Claro que, en la siguiente pausa seria, un par de horas después (antes había habido, por supuesto, más canastas, melodías con el tirador de la cortina y juegos de luces con la lamparita de mesa), observé que la caja seguía ahí, inmóvil, impasible a mi via-crucis hacia el examen final. Se me dio por cogerla, acercármela a la cara, abrirla por una esquinita y ¿qué pasó? ¡Bingo! Una fina peste invadió mis fosas nasales como si de una bomba fétida se tratase. El pedo seguía concentrado allí dentro y en cuanto tuvo ocasión ¡zas! Salió despavorido en busca de atmósfera libre.
No me lo esperaba y, la verdad, me hizo mucha gracia.  

PARTE 2: EL SECRETO PARA RECONOCER AL AMOR VERDADERO

Llegó el examen y, para variar, me salió como una patada en el culo. Pero aún así había que celebrarlo y, de noche, las copas empezaron a volcárseme en la garganta y pronto me agarré una borrachera de las que te  joden unos meses de vida.

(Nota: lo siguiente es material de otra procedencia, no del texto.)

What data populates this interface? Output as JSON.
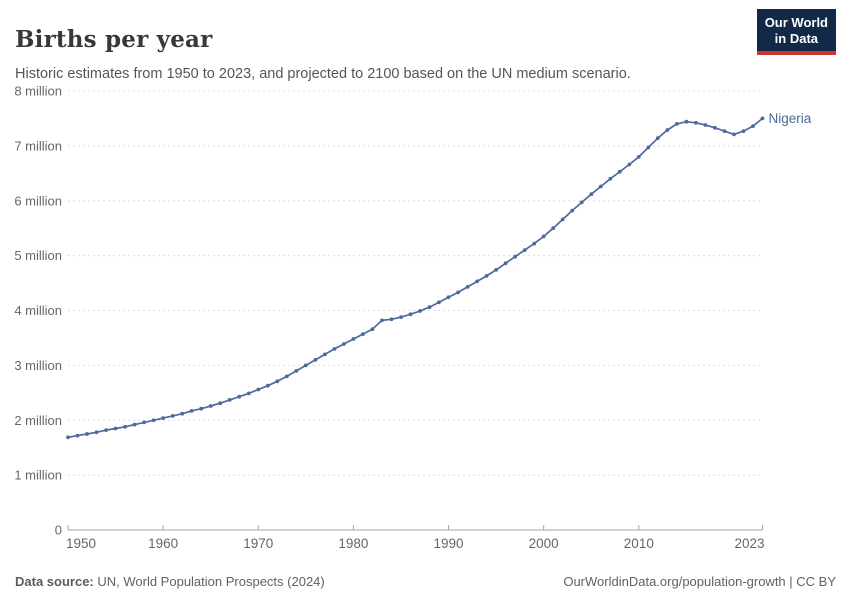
{
  "header": {
    "title": "Births per year",
    "subtitle": "Historic estimates from 1950 to 2023, and projected to 2100 based on the UN medium scenario."
  },
  "logo": {
    "line1": "Our World",
    "line2": "in Data",
    "bg_color": "#12294a",
    "accent_color": "#d0342c"
  },
  "footer": {
    "source_label": "Data source:",
    "source_text": " UN, World Population Prospects (2024)",
    "link_text": "OurWorldinData.org/population-growth | CC BY"
  },
  "colors": {
    "line": "#4c6a9c",
    "grid": "#dddddd",
    "axis": "#a5a5a5",
    "tick_text": "#666666",
    "title_text": "#383838",
    "subtitle_text": "#555555",
    "footer_text": "#616161"
  },
  "chart_data": {
    "type": "line",
    "title": "Births per year",
    "subtitle": "Historic estimates from 1950 to 2023, and projected to 2100 based on the UN medium scenario.",
    "unit": "births per year (millions)",
    "grid": "horizontal dashed",
    "legend_position": "end-of-line label",
    "xlim": [
      1950,
      2023
    ],
    "ylim": [
      0,
      8
    ],
    "x_ticks": [
      1950,
      1960,
      1970,
      1980,
      1990,
      2000,
      2010,
      2023
    ],
    "x_tick_labels": [
      "1950",
      "1960",
      "1970",
      "1980",
      "1990",
      "2000",
      "2010",
      "2023"
    ],
    "y_ticks": [
      0,
      1,
      2,
      3,
      4,
      5,
      6,
      7,
      8
    ],
    "y_tick_labels": [
      "0",
      "1 million",
      "2 million",
      "3 million",
      "4 million",
      "5 million",
      "6 million",
      "7 million",
      "8 million"
    ],
    "x_start_year": 1950,
    "series": [
      {
        "name": "Nigeria",
        "color": "#4c6a9c",
        "years": "1950-2023 annual",
        "values_millions": [
          1.69,
          1.72,
          1.75,
          1.78,
          1.82,
          1.85,
          1.88,
          1.92,
          1.96,
          2.0,
          2.04,
          2.08,
          2.12,
          2.17,
          2.21,
          2.26,
          2.31,
          2.37,
          2.43,
          2.49,
          2.56,
          2.63,
          2.71,
          2.8,
          2.9,
          3.0,
          3.1,
          3.2,
          3.3,
          3.39,
          3.48,
          3.57,
          3.66,
          3.82,
          3.84,
          3.88,
          3.93,
          3.99,
          4.06,
          4.15,
          4.24,
          4.33,
          4.43,
          4.53,
          4.63,
          4.74,
          4.86,
          4.98,
          5.1,
          5.22,
          5.35,
          5.5,
          5.66,
          5.82,
          5.97,
          6.12,
          6.26,
          6.4,
          6.53,
          6.66,
          6.8,
          6.97,
          7.14,
          7.29,
          7.4,
          7.44,
          7.42,
          7.38,
          7.33,
          7.27,
          7.21,
          7.27,
          7.36,
          7.5
        ]
      }
    ]
  }
}
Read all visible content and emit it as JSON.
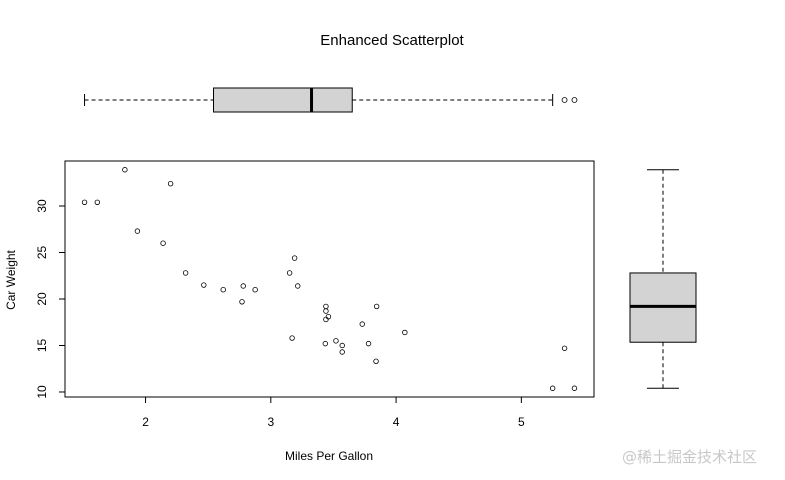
{
  "chart_data": {
    "type": "scatter",
    "title": "Enhanced Scatterplot",
    "xlabel": "Miles Per Gallon",
    "ylabel": "Car Weight",
    "xlim": [
      1.357,
      5.58
    ],
    "ylim": [
      9.46,
      34.84
    ],
    "xticks": [
      "2",
      "3",
      "4",
      "5"
    ],
    "yticks": [
      "10",
      "15",
      "20",
      "25",
      "30"
    ],
    "grid": false,
    "x": [
      2.62,
      2.875,
      2.32,
      3.215,
      3.44,
      3.46,
      3.57,
      3.19,
      3.15,
      3.44,
      3.44,
      4.07,
      3.73,
      3.78,
      5.25,
      5.424,
      5.345,
      2.2,
      1.615,
      1.835,
      2.465,
      3.52,
      3.435,
      3.84,
      3.845,
      1.935,
      2.14,
      1.513,
      3.17,
      2.77,
      3.57,
      2.78
    ],
    "y": [
      21.0,
      21.0,
      22.8,
      21.4,
      18.7,
      18.1,
      14.3,
      24.4,
      22.8,
      19.2,
      17.8,
      16.4,
      17.3,
      15.2,
      10.4,
      10.4,
      14.7,
      32.4,
      30.4,
      33.9,
      21.5,
      15.5,
      15.2,
      13.3,
      19.2,
      27.3,
      26.0,
      30.4,
      15.8,
      19.7,
      15.0,
      21.4
    ],
    "x_boxplot": {
      "whisker_low": 1.513,
      "q1": 2.5425,
      "median": 3.325,
      "q3": 3.65,
      "whisker_high": 5.25,
      "outliers": [
        5.345,
        5.424
      ],
      "fill": "#d3d3d3"
    },
    "y_boxplot": {
      "whisker_low": 10.4,
      "q1": 15.35,
      "median": 19.2,
      "q3": 22.8,
      "whisker_high": 33.9,
      "outliers": [],
      "fill": "#d3d3d3"
    }
  },
  "watermark": "@稀土掘金技术社区"
}
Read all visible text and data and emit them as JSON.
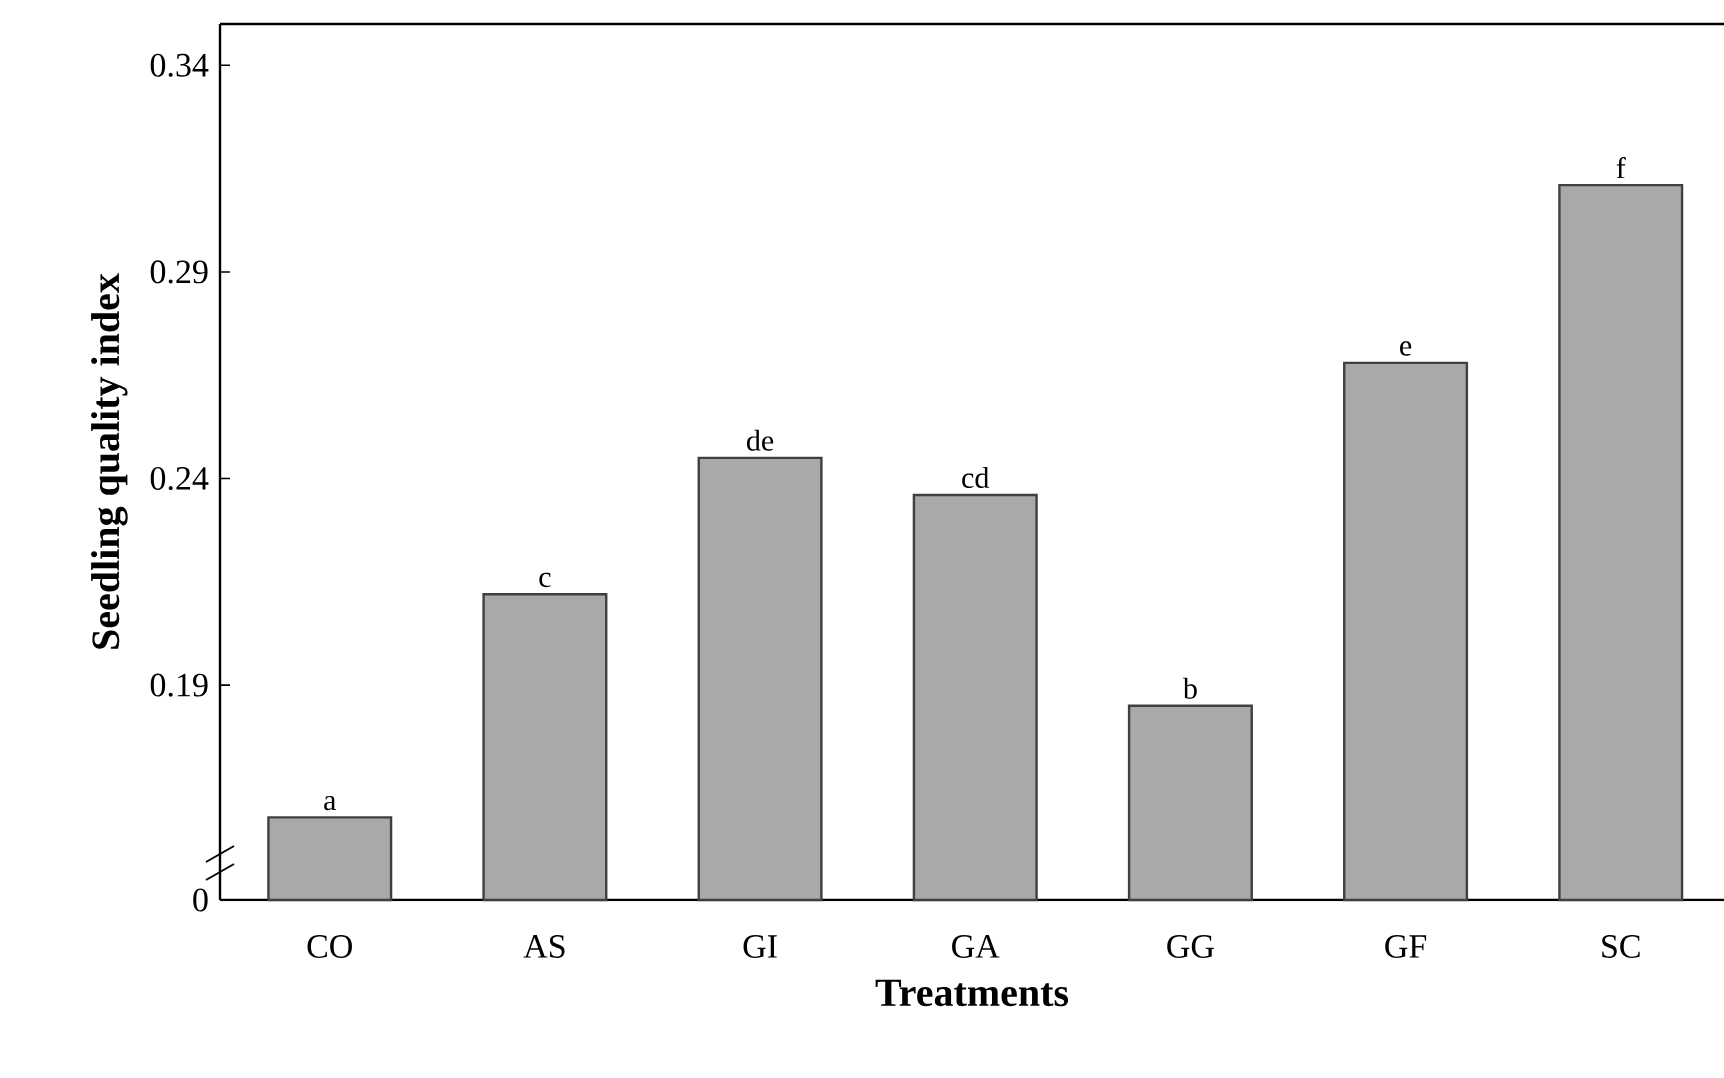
{
  "chart_data": {
    "type": "bar",
    "xlabel": "Treatments",
    "ylabel": "Seedling quality index",
    "categories": [
      "CO",
      "AS",
      "GI",
      "GA",
      "GG",
      "GF",
      "SC"
    ],
    "values": [
      0.158,
      0.212,
      0.245,
      0.236,
      0.185,
      0.268,
      0.311
    ],
    "color": "#a9a9a9",
    "ylim": [
      0.138,
      0.35
    ],
    "yticks": [
      {
        "value": 0.138,
        "label": "0"
      },
      0.19,
      0.24,
      0.29,
      0.34
    ],
    "annotations": [
      {
        "text": "a",
        "x": "CO",
        "y": 0.158
      },
      {
        "text": "c",
        "x": "AS",
        "y": 0.212
      },
      {
        "text": "de",
        "x": "GI",
        "y": 0.245
      },
      {
        "text": "cd",
        "x": "GA",
        "y": 0.236
      },
      {
        "text": "b",
        "x": "GG",
        "y": 0.185
      },
      {
        "text": "e",
        "x": "GF",
        "y": 0.268
      },
      {
        "text": "f",
        "x": "SC",
        "y": 0.311
      }
    ]
  }
}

Estaba en el pub y aparecieron las tías. Ya sabéis, un grupito de veinteañeras que, como yo, acaban de terminar sus exámenes y desean liberar tensiones. Pronto me agencié a una. Sin recordar muy bien el proceso, terminé haciéndomela y nos magreamos un rato. Luego aceptó venir a pasar la noche a mi triste piso de estudiante.

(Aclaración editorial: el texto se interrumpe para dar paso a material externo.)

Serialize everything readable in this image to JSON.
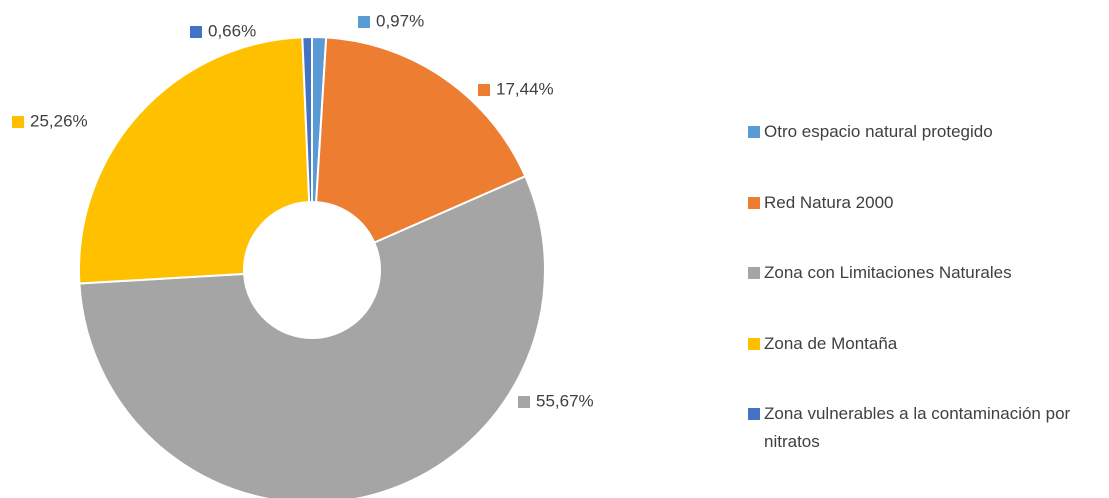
{
  "chart_data": {
    "type": "pie",
    "categories": [
      "Otro espacio natural protegido",
      "Red Natura 2000",
      "Zona con Limitaciones Naturales",
      "Zona de Montaña",
      "Zona vulnerables a la contaminación por nitratos"
    ],
    "values": [
      0.97,
      17.44,
      55.67,
      25.26,
      0.66
    ],
    "value_labels": [
      "0,97%",
      "17,44%",
      "55,67%",
      "25,26%",
      "0,66%"
    ],
    "colors": [
      "#5B9BD5",
      "#ED7D31",
      "#A5A5A5",
      "#FFC000",
      "#4472C4"
    ],
    "donut": true,
    "legend": "right"
  }
}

Fueron unas buenas horas. Allí, dándole a lo nuestro, apareándonos sin preocuparnos, por ejemplo, de cuán profundo era el abismo hacia el que se encaminaban nuestras vidas. Era como si la felicidad hubiera llegado a mi existencia por haber conseguido hacerme hueco en una vagina anónima.
Cuando se hizo de día la tía estaba en bolas y seguía teniendo buena pinta. Una buena caza, pensé, mientras corrí a hurtadillas a descargar parte de mi mierda en el interior del váter. Terminé y me di cuenta de que mi resaca era de las jodidas. Así que corrí de nuevo a la habitación a ver si, entre la ponzoña de la atmósfera, la visión de la tía desnuda me devolvía un mínimo de esperanzas.
Para mi sorpresa, se había despertado y estaba vestida con las bragas y el sujetador, sentada en la cama, y me saludó cuando entré. Sentí cierta vergüenza, en plan ¡dios mío, una desconocida medio en bolas está en mi cama!
Charlamos un rato y, en un descuido, va la tía y coge la caja del escritorio. Ya sabéis, la del pedo. ¿Y esto?, dijo. Nada, tengo que tirarla. Jugueteó un poco con ella, como si en cierto modo sospechase que esa caja insignificante guardara algo especial para mí. Yo me puse un poco nervioso, aunque daba por hecho que allí dentro no podía quedar nada de aquello.
Entonces va y la abre, para colmo cerca de la cara, y por su gesto fue como si una bocanada de aire a presión impactase su boca, sus ojos y su nariz. ¡Bag!, dijo, poniendo mala cara pero riéndose. Yo no podía creérmelo, ¡aún guardaba la esencia! ¿Qué tenías aquí?, preguntó; ni que te echaras un pedo dentro. Dije que esa caja solamente esperaba el momento de ser basura y que, por supuesto, nada raro había guardado jamás en ella.
Charlamos otro rato; la tía sin soltar la caja cerrada; y entonces me suelta: ¿sabes qué? Creo que me gustas; creo que vamos a tener algo especial; que no va a ser cosa de una noche. Yo le respondí con unas cuantas buenas palabras, sin darle demasiadas esperanzas tampoco, y hábilmente logré que en menos de media hora estuviese despidiéndose de mí en la puerta de casa.
Prometí llamarla pero no lo hice. Y eso que me pareció buena tía. Pero lo tenía claro: la mujer de mi vida no se enamoraría de mí tras oler uno de mis pedos.
Por eso sigo guardando la caja en un cajón de la mesilla. Será la prueba definitiva. Sólo cuando una tía la huela y sienta verdadero asco sabré que es ella. Es mi secreto, pero no se lo contéis a nadie.